AWS is the most mature platform with the broadest service selection and the largest ecosystem of third-party tools and integration partners. It is the default choice for organisations without a strong existing relationship with Microsoft or Google. Azure is the natural fit for organisations deep in the Microsoft ecosystem: Windows Server, Active Directory, MSSQL, Office 365. The integration between Azure and Microsoft's enterprise tools is tighter than what AWS or GCP offers, and licensing benefits for existing Microsoft customers are meaningful. GCP has the strongest managed data and analytics services (BigQuery, Dataflow, Vertex AI) and is worth considering for organisations where data processing and AI are central workloads. We assess your existing infrastructure, team expertise, existing licensing agreements, and primary use cases before recommending a platform. The recommendation is based on what fits your situation, not our familiarity.

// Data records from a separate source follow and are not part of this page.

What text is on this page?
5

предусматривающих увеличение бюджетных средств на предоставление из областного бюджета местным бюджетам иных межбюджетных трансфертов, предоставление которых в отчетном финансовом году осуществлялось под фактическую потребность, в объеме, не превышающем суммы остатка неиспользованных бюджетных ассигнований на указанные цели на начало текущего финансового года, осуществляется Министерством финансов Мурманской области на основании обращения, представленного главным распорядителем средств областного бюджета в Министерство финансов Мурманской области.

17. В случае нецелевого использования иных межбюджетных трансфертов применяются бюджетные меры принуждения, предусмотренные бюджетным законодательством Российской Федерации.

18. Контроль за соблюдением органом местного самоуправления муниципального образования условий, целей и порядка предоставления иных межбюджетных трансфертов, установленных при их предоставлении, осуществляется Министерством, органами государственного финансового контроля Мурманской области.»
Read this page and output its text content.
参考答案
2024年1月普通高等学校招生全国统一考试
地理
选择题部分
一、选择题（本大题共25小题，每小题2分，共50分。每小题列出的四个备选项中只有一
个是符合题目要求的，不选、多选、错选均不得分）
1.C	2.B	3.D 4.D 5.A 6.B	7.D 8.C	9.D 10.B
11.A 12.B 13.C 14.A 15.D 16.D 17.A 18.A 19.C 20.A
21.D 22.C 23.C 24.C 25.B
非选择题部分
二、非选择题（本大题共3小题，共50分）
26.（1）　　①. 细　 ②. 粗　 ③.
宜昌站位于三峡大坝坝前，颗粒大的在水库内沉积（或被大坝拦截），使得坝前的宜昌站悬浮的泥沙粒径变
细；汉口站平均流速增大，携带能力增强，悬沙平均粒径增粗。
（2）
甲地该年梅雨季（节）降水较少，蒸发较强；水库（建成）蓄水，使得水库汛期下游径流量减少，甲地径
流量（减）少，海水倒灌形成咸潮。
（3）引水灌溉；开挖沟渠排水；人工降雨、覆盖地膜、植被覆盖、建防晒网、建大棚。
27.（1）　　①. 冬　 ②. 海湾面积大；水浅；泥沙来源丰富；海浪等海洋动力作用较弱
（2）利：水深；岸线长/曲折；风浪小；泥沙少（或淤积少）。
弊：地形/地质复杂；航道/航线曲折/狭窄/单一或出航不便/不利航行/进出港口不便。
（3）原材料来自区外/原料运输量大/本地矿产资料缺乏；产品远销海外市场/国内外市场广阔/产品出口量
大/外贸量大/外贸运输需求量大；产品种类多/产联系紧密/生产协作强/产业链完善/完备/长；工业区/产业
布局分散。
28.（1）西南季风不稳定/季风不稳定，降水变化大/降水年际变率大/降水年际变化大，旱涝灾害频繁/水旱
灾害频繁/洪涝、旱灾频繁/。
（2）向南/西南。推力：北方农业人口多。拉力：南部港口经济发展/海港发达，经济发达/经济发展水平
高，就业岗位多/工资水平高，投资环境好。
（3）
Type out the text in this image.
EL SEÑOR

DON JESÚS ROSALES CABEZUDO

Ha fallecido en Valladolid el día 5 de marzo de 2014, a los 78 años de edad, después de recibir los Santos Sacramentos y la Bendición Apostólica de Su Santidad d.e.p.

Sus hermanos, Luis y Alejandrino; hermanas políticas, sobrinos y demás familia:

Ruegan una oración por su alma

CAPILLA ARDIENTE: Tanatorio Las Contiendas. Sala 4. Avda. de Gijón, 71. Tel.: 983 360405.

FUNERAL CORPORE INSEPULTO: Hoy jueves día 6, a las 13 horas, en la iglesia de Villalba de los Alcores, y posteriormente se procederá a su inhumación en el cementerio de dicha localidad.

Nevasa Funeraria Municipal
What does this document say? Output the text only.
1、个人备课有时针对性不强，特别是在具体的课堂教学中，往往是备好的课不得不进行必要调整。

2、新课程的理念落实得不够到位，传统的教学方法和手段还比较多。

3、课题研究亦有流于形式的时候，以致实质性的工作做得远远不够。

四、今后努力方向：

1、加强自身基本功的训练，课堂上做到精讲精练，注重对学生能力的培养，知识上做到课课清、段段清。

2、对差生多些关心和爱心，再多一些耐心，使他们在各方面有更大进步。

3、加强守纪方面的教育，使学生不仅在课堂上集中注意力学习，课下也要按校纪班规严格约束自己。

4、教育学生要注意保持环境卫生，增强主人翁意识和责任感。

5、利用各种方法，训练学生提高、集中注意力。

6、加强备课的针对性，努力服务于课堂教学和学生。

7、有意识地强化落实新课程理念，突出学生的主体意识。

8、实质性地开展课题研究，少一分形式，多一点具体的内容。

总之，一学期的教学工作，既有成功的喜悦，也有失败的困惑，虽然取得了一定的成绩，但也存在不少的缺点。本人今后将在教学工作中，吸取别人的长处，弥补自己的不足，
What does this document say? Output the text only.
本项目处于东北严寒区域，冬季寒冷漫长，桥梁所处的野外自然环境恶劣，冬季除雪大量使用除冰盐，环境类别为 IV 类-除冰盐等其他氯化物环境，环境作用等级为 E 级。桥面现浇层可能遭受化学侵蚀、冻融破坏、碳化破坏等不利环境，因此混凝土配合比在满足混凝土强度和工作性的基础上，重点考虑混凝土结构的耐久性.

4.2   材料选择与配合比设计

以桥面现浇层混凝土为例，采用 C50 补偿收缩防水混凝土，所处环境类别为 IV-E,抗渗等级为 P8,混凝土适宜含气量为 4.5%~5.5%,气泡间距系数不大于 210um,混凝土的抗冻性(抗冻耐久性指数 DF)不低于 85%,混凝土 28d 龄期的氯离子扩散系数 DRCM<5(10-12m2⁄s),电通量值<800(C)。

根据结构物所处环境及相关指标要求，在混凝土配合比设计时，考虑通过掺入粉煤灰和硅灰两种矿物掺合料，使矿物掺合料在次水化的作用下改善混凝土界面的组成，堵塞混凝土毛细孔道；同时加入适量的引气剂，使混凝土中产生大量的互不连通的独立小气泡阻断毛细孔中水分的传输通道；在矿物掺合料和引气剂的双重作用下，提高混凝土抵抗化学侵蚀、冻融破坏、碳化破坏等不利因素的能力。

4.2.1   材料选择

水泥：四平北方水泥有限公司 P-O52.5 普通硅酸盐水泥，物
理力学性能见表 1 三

For most migrations, taking systems offline for the full migration duration is not acceptable. We use phased migration and cutover strategies that minimise downtime. For applications, we run source and destination in parallel during a validation period and switch traffic when confidence is high, then decommission the source. For databases, we use replication: the destination database receives an ongoing stream of changes from the source until the cutover moment, at which point the replication lag is typically seconds. The cutover window -- when write traffic switches from source to destination -- is planned for the lowest-traffic period and is measured in minutes, not hours. The specific cutover strategy depends on your application architecture, acceptable downtime window, and business criticality. We design and document the cutover plan before migration starts and dry-run it in a staging environment.